Theses and Dissertations

Issuing Body

Mississippi State University

Advisor

McAllister, Matthew J.

Committee Member

Lamberth, John

Committee Member

Smith, JohnEric William

Date of Degree

5-4-2018

Document Type

Graduate Thesis - Open Access

Major

Kinesiology (Exercise Physiology)

Degree Name

Master of Science (M.S.)

College

College of Education

Department

Department of Kinesiology

Abstract

Oxidative stress (OS) and inflammation can be detrimental to exercise performance. Antioxidants such as curcumin are shown to reduce exercise-induced OS, inflammation, muscle damage, and soreness. The purpose of this study was to examine the effect of curcumin on biomarker markers of OS (MDA, TAC), inflammation (TNF-á), muscle damage (CK) and soreness. Participants performed an exercise-induced muscle damage protocol. Before and after supplementation, subjects were randomly assigned to curcumin (1.5 g/day) or placebo for 28 days.

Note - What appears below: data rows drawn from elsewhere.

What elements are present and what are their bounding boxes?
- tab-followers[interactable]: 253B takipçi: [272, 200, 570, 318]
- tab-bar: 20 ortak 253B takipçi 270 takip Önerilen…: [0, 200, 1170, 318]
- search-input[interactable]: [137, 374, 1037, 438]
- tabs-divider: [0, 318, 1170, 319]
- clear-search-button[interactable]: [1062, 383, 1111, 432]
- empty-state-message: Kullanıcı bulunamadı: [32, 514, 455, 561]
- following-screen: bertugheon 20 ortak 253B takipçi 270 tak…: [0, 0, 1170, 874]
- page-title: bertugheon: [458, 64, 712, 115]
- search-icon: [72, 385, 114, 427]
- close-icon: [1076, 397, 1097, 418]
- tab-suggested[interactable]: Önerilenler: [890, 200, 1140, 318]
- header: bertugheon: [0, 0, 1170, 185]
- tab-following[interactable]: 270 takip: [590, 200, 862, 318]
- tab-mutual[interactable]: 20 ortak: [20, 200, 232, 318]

Blood was sampled immediately before and after exercise, as well as 60 min, 24, and 48 h after exercise. No significant differences were observed for biomarkers of OS or inflammation. There was a treatment X condition interaction for CK, where CK were significantly lower post supplementation in the curcumin group (p < .0.0001). Curcumin resulted in significantly lower muscle soreness compared to the placebo (p = 0.0120) overall. In conclusion, curcumin may reduce muscle damage, and soreness without affecting the natural OS and inflammatory response to exercise.